The chosen repository structure and organization is important because when querying the data, the query is based in one repository. Other repositories can be included, for example using joins, but the basis for the query is always a single repository.

What repositories do allow you to control is:

  • Data Retention

    LogScale data is stored according to the timestamp of the data or when it was ingested. Typically when processing and querying log data you are looking for immediate or recent events, rather than historical data. To save on storage, LogScale can be configured to expire events from the repository according to their age. For example, for a security log you might configure to only store 30 days of information.
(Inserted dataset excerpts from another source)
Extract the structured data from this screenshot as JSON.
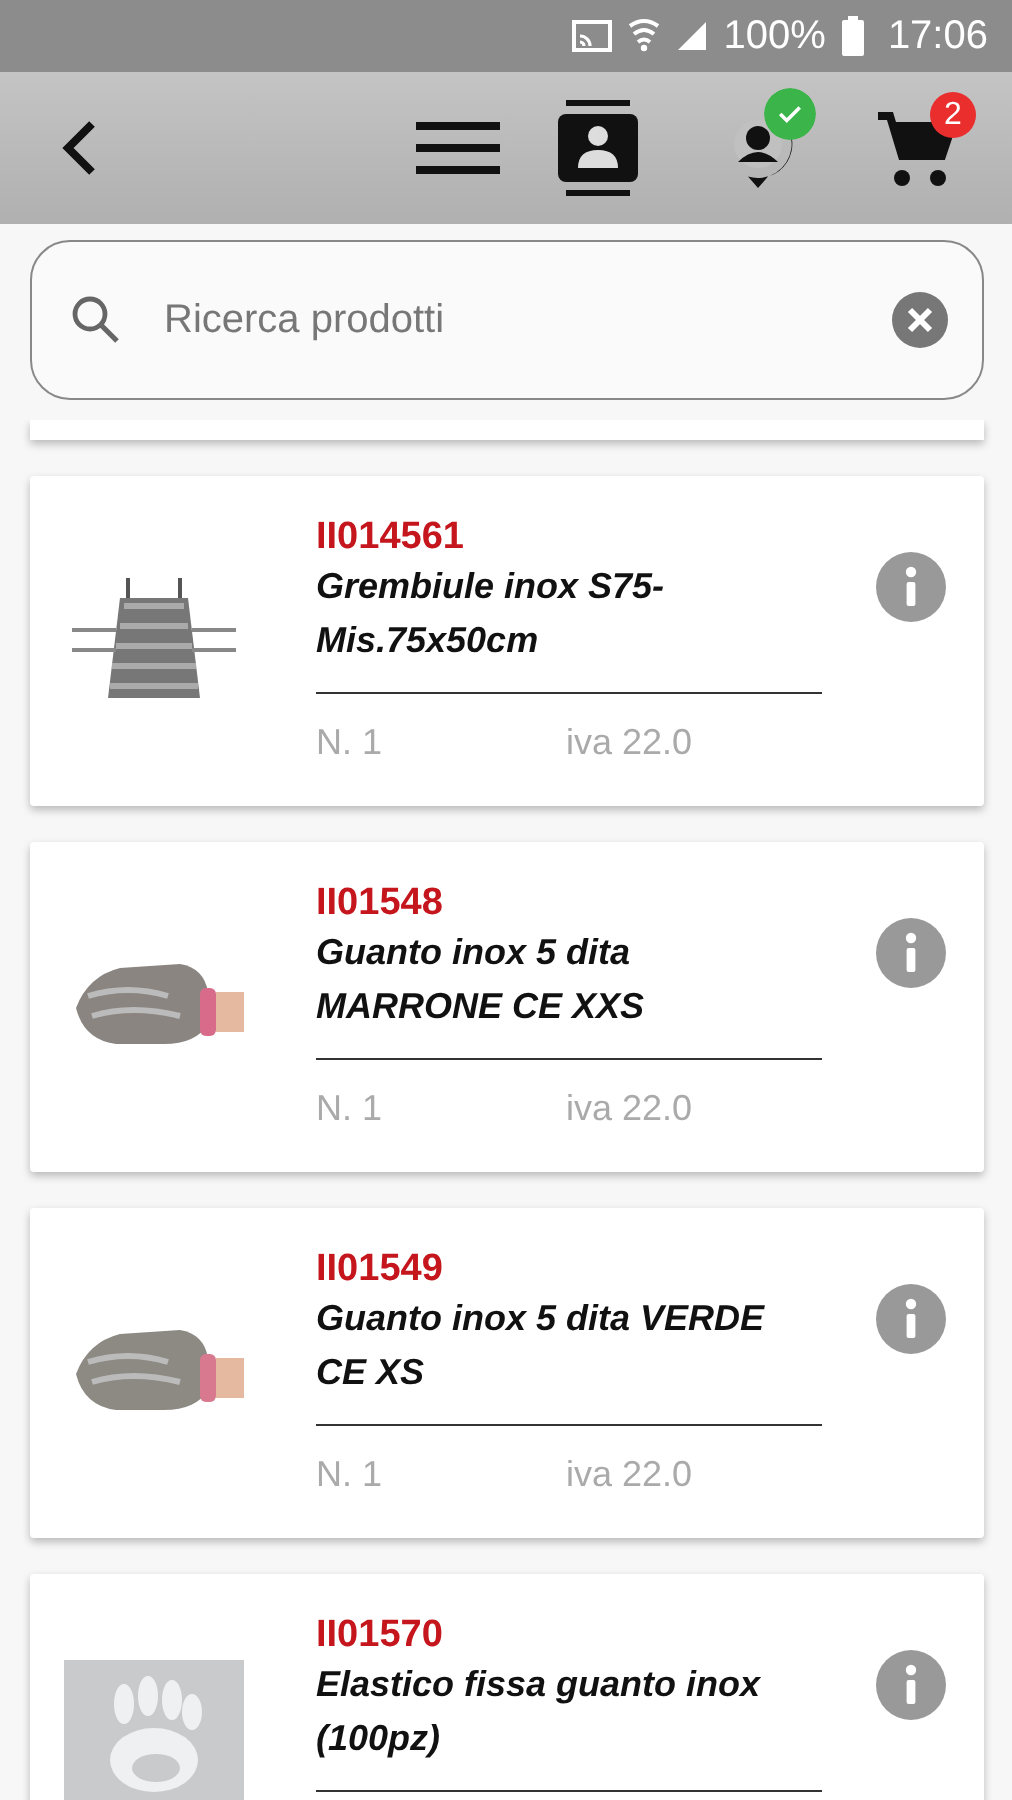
{
  "status_bar": {
    "battery": "100%",
    "time": "17:06"
  },
  "app_bar": {
    "cart_count": "2",
    "profile_verified": true
  },
  "search": {
    "placeholder": "Ricerca prodotti"
  },
  "products": [
    {
      "code": "II014561",
      "name": "Grembiule inox S75-Mis.75x50cm",
      "quantity": "N. 1",
      "vat": "iva 22.0"
    },
    {
      "code": "II01548",
      "name": "Guanto inox 5 dita MARRONE CE XXS",
      "quantity": "N. 1",
      "vat": "iva 22.0"
    },
    {
      "code": "II01549",
      "name": "Guanto inox 5 dita VERDE CE XS",
      "quantity": "N. 1",
      "vat": "iva 22.0"
    },
    {
      "code": "II01570",
      "name": "Elastico fissa guanto inox (100pz)"
    }
  ]
}
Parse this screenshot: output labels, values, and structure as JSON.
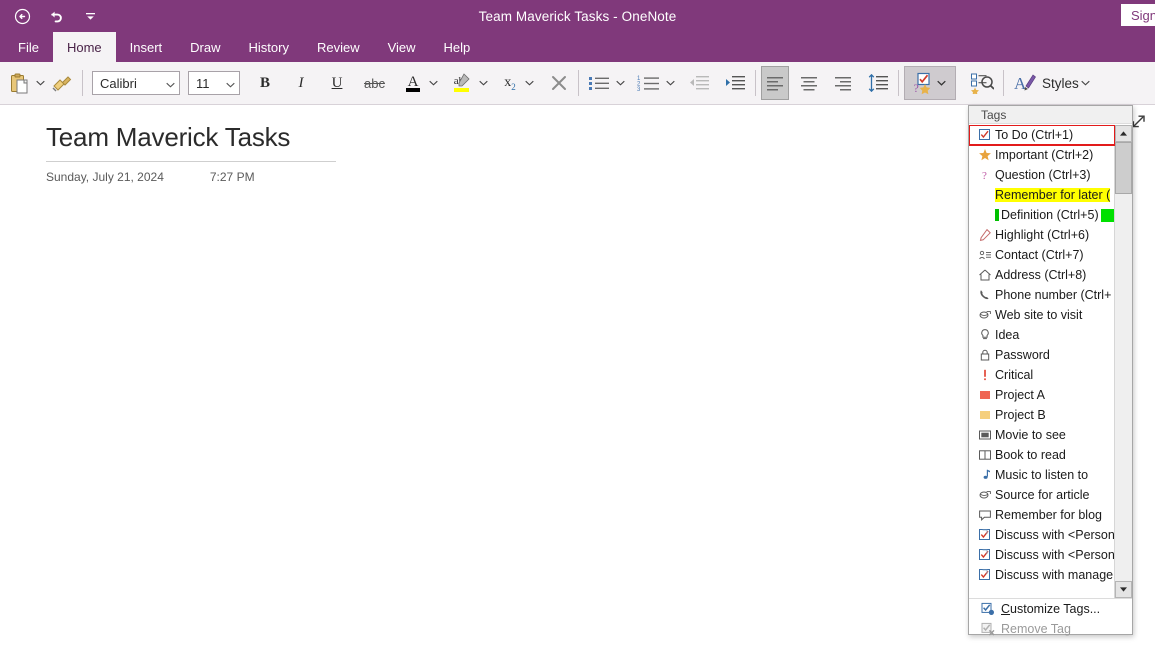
{
  "window": {
    "title": "Team Maverick Tasks  -  OneNote",
    "signin_label": "Sign i",
    "accent_color": "#80397b",
    "back_icon": "back-circle-icon",
    "undo_icon": "undo-icon",
    "qat_more_icon": "quick-access-more-icon"
  },
  "ribbon_tabs": [
    {
      "label": "File",
      "active": false
    },
    {
      "label": "Home",
      "active": true
    },
    {
      "label": "Insert",
      "active": false
    },
    {
      "label": "Draw",
      "active": false
    },
    {
      "label": "History",
      "active": false
    },
    {
      "label": "Review",
      "active": false
    },
    {
      "label": "View",
      "active": false
    },
    {
      "label": "Help",
      "active": false
    }
  ],
  "ribbon": {
    "paste_icon": "clipboard-paste-icon",
    "format_painter_icon": "format-painter-icon",
    "font": {
      "value": "Calibri",
      "placeholder": "Font"
    },
    "size": {
      "value": "11",
      "placeholder": "Size"
    },
    "bold_label": "B",
    "italic_label": "I",
    "underline_label": "U",
    "strikethrough_label": "abc",
    "font_color_label": "A",
    "highlight_label": "ab",
    "subscript_label": "x",
    "subscript_sub": "2",
    "clear_formatting_icon": "clear-formatting-x-icon",
    "bullets_icon": "bullet-list-icon",
    "numbering_icon": "numbered-list-icon",
    "decrease_indent_icon": "decrease-indent-icon",
    "increase_indent_icon": "increase-indent-icon",
    "align_left_icon": "align-left-icon",
    "align_center_icon": "align-center-icon",
    "align_right_icon": "align-right-icon",
    "line_spacing_icon": "line-spacing-icon",
    "tags_icon": "tags-icon",
    "find_tags_icon": "find-tags-icon",
    "styles_icon": "styles-icon",
    "styles_label": "Styles"
  },
  "page": {
    "title": "Team Maverick Tasks",
    "date": "Sunday, July 21, 2024",
    "time": "7:27 PM",
    "expand_icon": "expand-arrow-icon"
  },
  "tags_menu": {
    "header": "Tags",
    "items": [
      {
        "label": "To Do (Ctrl+1)",
        "icon": "checkbox-todo-icon",
        "selected": true
      },
      {
        "label": "Important (Ctrl+2)",
        "icon": "star-icon"
      },
      {
        "label": "Question (Ctrl+3)",
        "icon": "question-mark-icon"
      },
      {
        "label": "Remember for later (",
        "icon": "none",
        "highlight": "yellow"
      },
      {
        "label": "Definition (Ctrl+5)",
        "icon": "none",
        "highlight": "green-bar",
        "swatch": "green"
      },
      {
        "label": "Highlight (Ctrl+6)",
        "icon": "highlighter-pen-icon"
      },
      {
        "label": "Contact (Ctrl+7)",
        "icon": "contact-card-icon"
      },
      {
        "label": "Address (Ctrl+8)",
        "icon": "house-address-icon"
      },
      {
        "label": "Phone number (Ctrl+",
        "icon": "phone-icon"
      },
      {
        "label": "Web site to visit",
        "icon": "globe-link-icon"
      },
      {
        "label": "Idea",
        "icon": "lightbulb-icon"
      },
      {
        "label": "Password",
        "icon": "lock-icon"
      },
      {
        "label": "Critical",
        "icon": "exclamation-icon"
      },
      {
        "label": "Project A",
        "icon": "red-square-icon"
      },
      {
        "label": "Project B",
        "icon": "yellow-square-icon"
      },
      {
        "label": "Movie to see",
        "icon": "film-icon"
      },
      {
        "label": "Book to read",
        "icon": "book-icon"
      },
      {
        "label": "Music to listen to",
        "icon": "music-note-icon"
      },
      {
        "label": "Source for article",
        "icon": "globe-link-icon"
      },
      {
        "label": "Remember for blog",
        "icon": "speech-bubble-icon"
      },
      {
        "label": "Discuss with <Person",
        "icon": "discuss-checkbox-icon"
      },
      {
        "label": "Discuss with <Person",
        "icon": "discuss-checkbox-icon"
      },
      {
        "label": "Discuss with manage",
        "icon": "discuss-checkbox-icon"
      }
    ],
    "footer": [
      {
        "label": "Customize Tags...",
        "icon": "customize-tags-icon",
        "disabled": false,
        "accel": "C"
      },
      {
        "label": "Remove Tag",
        "icon": "remove-tag-icon",
        "disabled": true,
        "accel": "g"
      }
    ],
    "scrollbar": {
      "up_icon": "scroll-up-arrow-icon",
      "down_icon": "scroll-down-arrow-icon"
    },
    "selection_outline_color": "#e21b1b"
  }
}
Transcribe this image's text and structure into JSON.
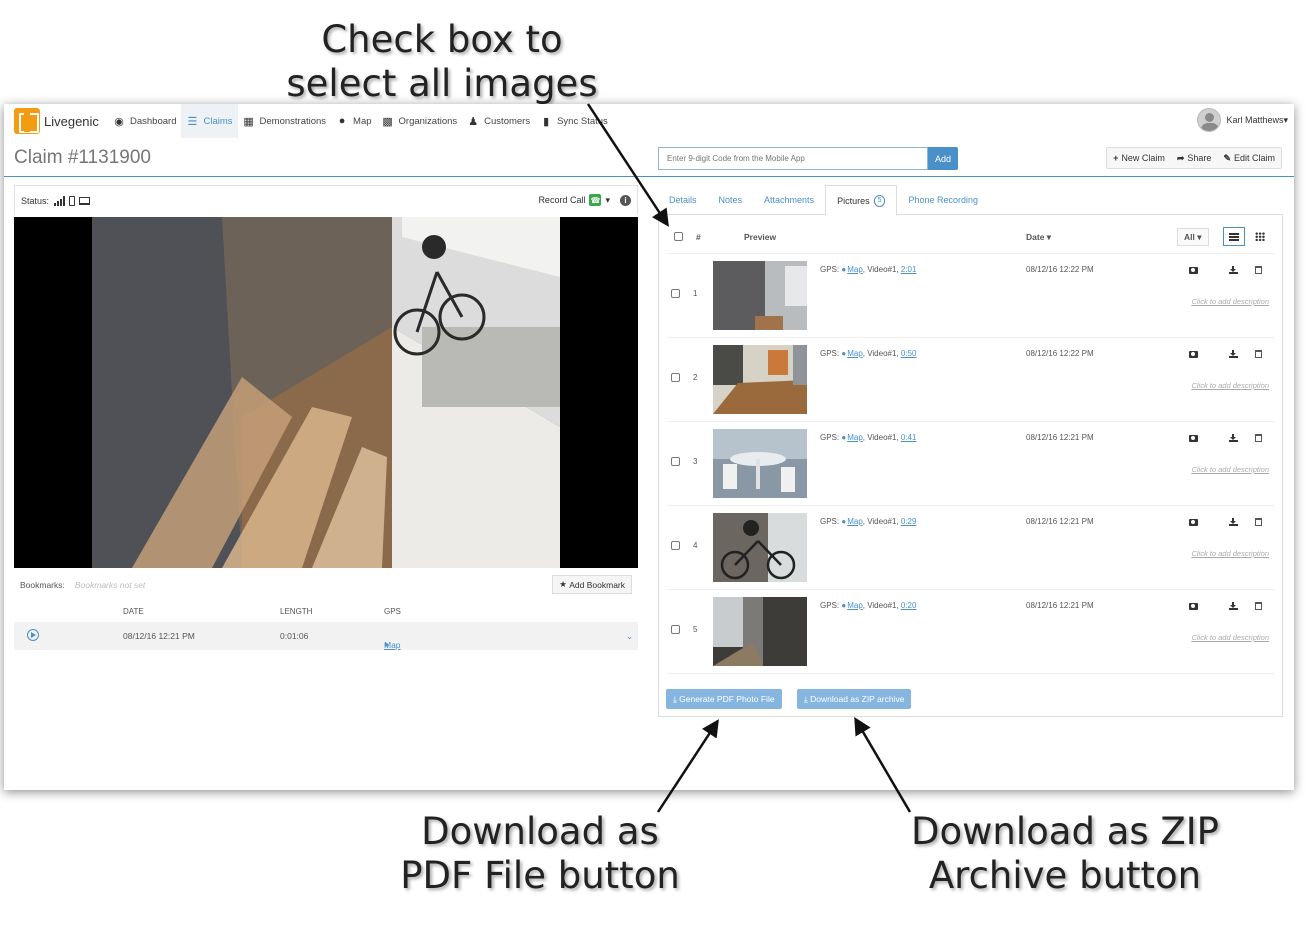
{
  "annotations": {
    "top": [
      "Check box to",
      "select all images"
    ],
    "pdf": [
      "Download as",
      "PDF File button"
    ],
    "zip": [
      "Download as ZIP",
      "Archive button"
    ]
  },
  "nav": {
    "brand": "Livegenic",
    "items": [
      {
        "label": "Dashboard",
        "icon": "dashboard-icon"
      },
      {
        "label": "Claims",
        "icon": "claims-icon",
        "active": true
      },
      {
        "label": "Demonstrations",
        "icon": "film-icon"
      },
      {
        "label": "Map",
        "icon": "globe-icon"
      },
      {
        "label": "Organizations",
        "icon": "building-icon"
      },
      {
        "label": "Customers",
        "icon": "user-icon"
      },
      {
        "label": "Sync Status",
        "icon": "bar-chart-icon"
      }
    ],
    "user_name": "Karl Matthews"
  },
  "claim": {
    "title": "Claim #1131900",
    "code_placeholder": "Enter 9-digit Code from the Mobile App",
    "add_label": "Add",
    "new_claim": "New Claim",
    "share": "Share",
    "edit_claim": "Edit Claim"
  },
  "left": {
    "status_label": "Status:",
    "record_call": "Record Call",
    "bookmarks_label": "Bookmarks:",
    "bookmarks_empty": "Bookmarks not set",
    "add_bookmark": "Add Bookmark",
    "columns": {
      "date": "DATE",
      "length": "LENGTH",
      "gps": "GPS"
    },
    "recording": {
      "date": "08/12/16 12:21 PM",
      "length": "0:01:06",
      "gps": "Map"
    }
  },
  "tabs": {
    "details": "Details",
    "notes": "Notes",
    "attachments": "Attachments",
    "pictures": "Pictures",
    "pictures_count": "5",
    "phone_recording": "Phone Recording"
  },
  "pictures": {
    "header": {
      "num": "#",
      "preview": "Preview",
      "date": "Date",
      "filter": "All"
    },
    "gps_prefix": "GPS:",
    "map_label": "Map",
    "description_placeholder": "Click to add description",
    "rows": [
      {
        "num": "1",
        "video": ", Video#1, ",
        "time": "2:01",
        "date": "08/12/16 12:22 PM"
      },
      {
        "num": "2",
        "video": ", Video#1, ",
        "time": "0:50",
        "date": "08/12/16 12:22 PM"
      },
      {
        "num": "3",
        "video": ", Video#1, ",
        "time": "0:41",
        "date": "08/12/16 12:21 PM"
      },
      {
        "num": "4",
        "video": ", Video#1, ",
        "time": "0:29",
        "date": "08/12/16 12:21 PM"
      },
      {
        "num": "5",
        "video": ", Video#1, ",
        "time": "0:20",
        "date": "08/12/16 12:21 PM"
      }
    ],
    "pdf_button": "Generate PDF Photo File",
    "zip_button": "Download as ZIP archive"
  },
  "colors": {
    "accent": "#4a90c8",
    "brand": "#f39c12",
    "button_light": "#86b6df"
  }
}
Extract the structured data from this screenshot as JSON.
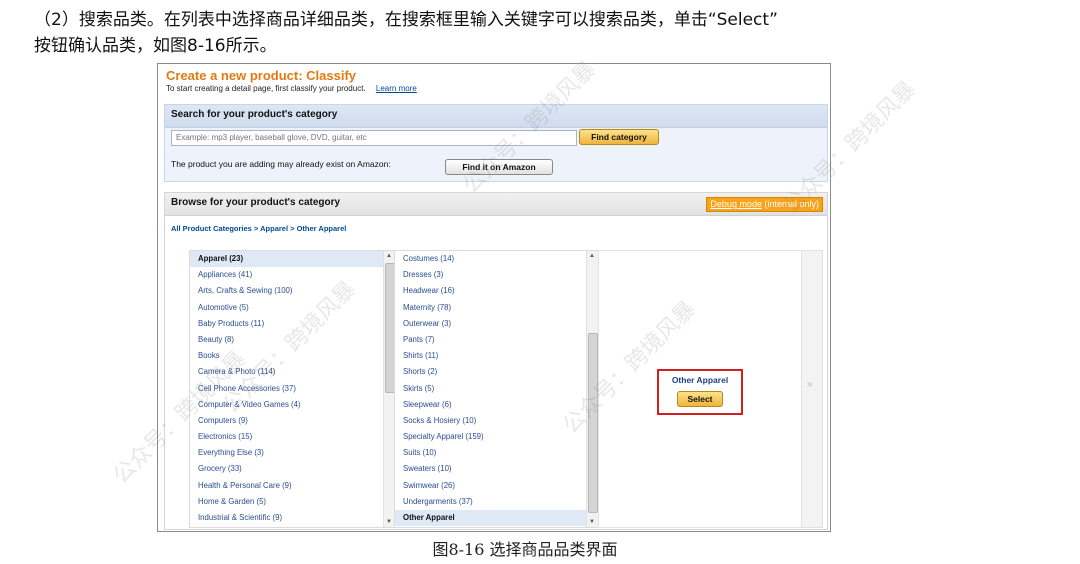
{
  "doc": {
    "para1": "（2）搜索品类。在列表中选择商品详细品类，在搜索框里输入关键字可以搜索品类，单击“Select”",
    "para2": "按钮确认品类，如图8-16所示。",
    "caption": "图8-16  选择商品品类界面"
  },
  "page": {
    "title": "Create a new product: Classify",
    "subtitle": "To start creating a detail page, first classify your product.",
    "learn_more": "Learn more"
  },
  "search": {
    "header": "Search for your product's category",
    "placeholder": "Example: mp3 player, baseball glove, DVD, guitar, etc",
    "find_category": "Find category",
    "exist_text": "The product you are adding may already exist on Amazon:",
    "find_it": "Find it on Amazon"
  },
  "browse": {
    "header": "Browse for your product's category",
    "debug_link": "Debug mode",
    "debug_suffix": " (internal only)",
    "breadcrumb": "All Product Categories > Apparel > Other Apparel"
  },
  "column1": [
    "Apparel (23)",
    "Appliances (41)",
    "Arts, Crafts & Sewing (100)",
    "Automotive (5)",
    "Baby Products (11)",
    "Beauty (8)",
    "Books",
    "Camera & Photo (114)",
    "Cell Phone Accessories (37)",
    "Computer & Video Games (4)",
    "Computers (9)",
    "Electronics (15)",
    "Everything Else (3)",
    "Grocery (33)",
    "Health & Personal Care (9)",
    "Home & Garden (5)",
    "Industrial & Scientific (9)"
  ],
  "column2": [
    "Costumes (14)",
    "Dresses (3)",
    "Headwear (16)",
    "Maternity (78)",
    "Outerwear (3)",
    "Pants (7)",
    "Shirts (11)",
    "Shorts (2)",
    "Skirts (5)",
    "Sleepwear (6)",
    "Socks & Hosiery (10)",
    "Specialty Apparel (159)",
    "Suits (10)",
    "Sweaters (10)",
    "Swimwear (26)",
    "Undergarments (37)",
    "Other Apparel"
  ],
  "result": {
    "label": "Other Apparel",
    "select": "Select"
  },
  "watermarks": [
    "公众号：跨境风暴",
    "公众号：跨境风暴",
    "公众号：跨境风暴",
    "公众号：跨境风暴",
    "公众号：跨境风暴"
  ],
  "colors": {
    "title_orange": "#e47911",
    "link_blue": "#2a4d8f",
    "highlight_red": "#d41f1f",
    "button_gold": "#f0b43c"
  }
}
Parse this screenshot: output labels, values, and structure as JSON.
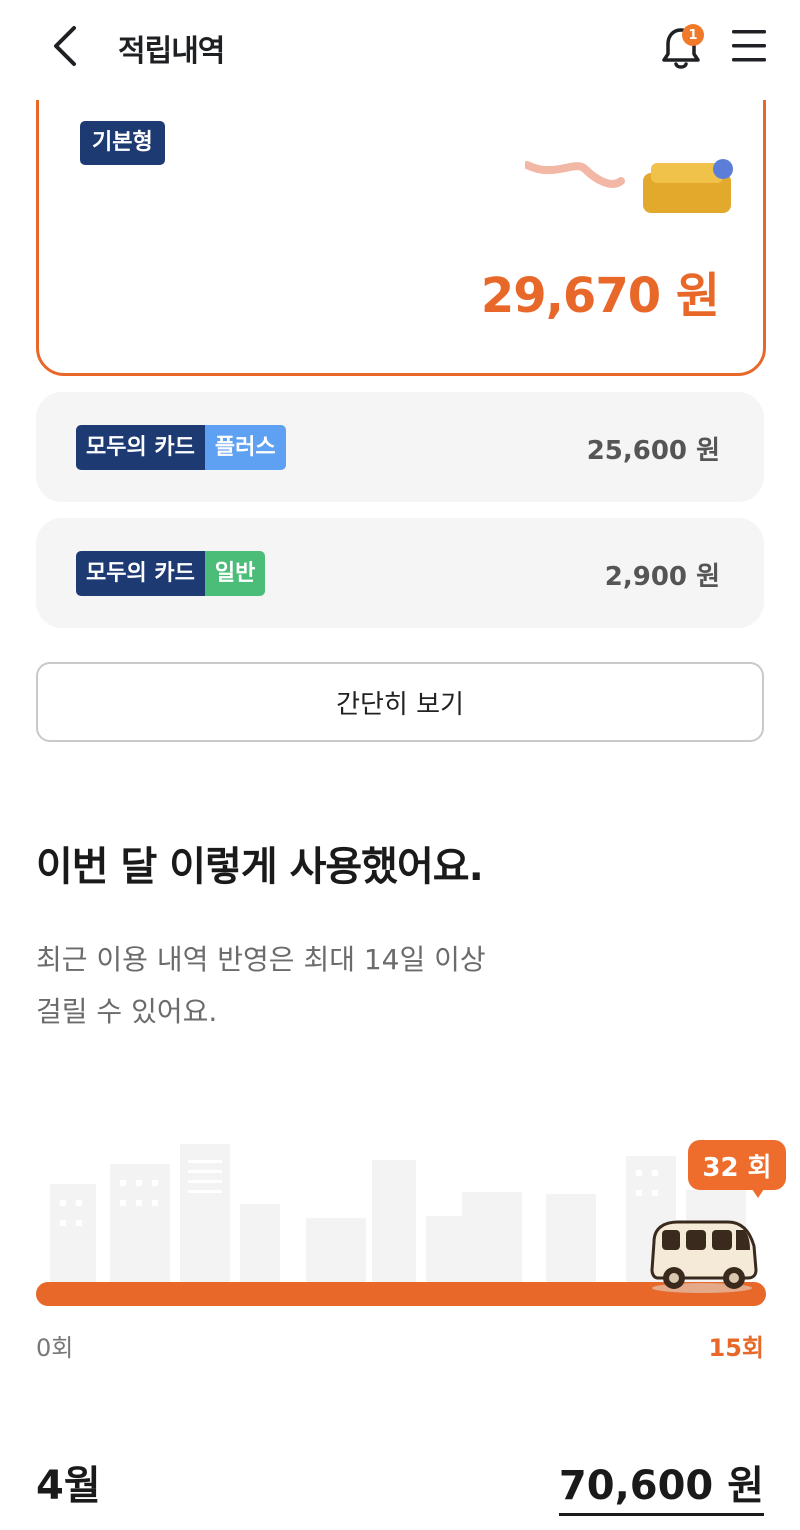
{
  "header": {
    "title": "적립내역",
    "notification_count": "1"
  },
  "featured_card": {
    "tag": "기본형",
    "amount": "29,670 원"
  },
  "card_rows": [
    {
      "chip_main": "모두의 카드",
      "chip_sub": "플러스",
      "amount": "25,600 원"
    },
    {
      "chip_main": "모두의 카드",
      "chip_sub": "일반",
      "amount": "2,900 원"
    }
  ],
  "brief_button": "간단히 보기",
  "usage": {
    "title": "이번 달 이렇게 사용했어요.",
    "description_line1": "최근 이용 내역 반영은 최대 14일 이상",
    "description_line2": "걸릴 수 있어요.",
    "count_label": "32 회",
    "scale_min": "0회",
    "scale_max": "15회",
    "progress_fraction": 1.0
  },
  "month": {
    "label": "4월",
    "total": "70,600 원"
  },
  "colors": {
    "accent": "#e8682a",
    "navy": "#1d3a72",
    "plus": "#5ea0f2",
    "normal": "#4cbd79"
  }
}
For an audit log which may be needed for legal purposes you might configure a retention period of months or years.

  • User permissions and access

    LogScale uses a role-based authentication system that allows fine grained control on accessing and using the data in a repository whether through the UI or an API. You can for example allow a user to ingest data, but not read it, or read data but not manage it.

  • Ingestion and parsing of data

    Ingestion of data can be performed through a number of different APIs, allowing for ingestion of raw log lines or structured data. Data can also be ingested directly from Amazon S3.


An additional data abstraction layer is available, called the view. Views do not store their own data. Instead, a view aggregates data from multiple repositories to be queried at the same time. These repositories can be local to the current LogScale instance, or you can use Multi-Cluster Search to access data across multiple LogScale clusters.

Views enable you to set the access permissions individually for each view and also filter the events from the source repository. For example, if you have a repository that contains HTTP access logs for all your web servers, you could create a view that displays only a subset of these, and then apply different access permissions to the view to allow limited access to the data set.

The diagram below shows different repository sources aggregated into a number of views which are then queried through individual dashboards.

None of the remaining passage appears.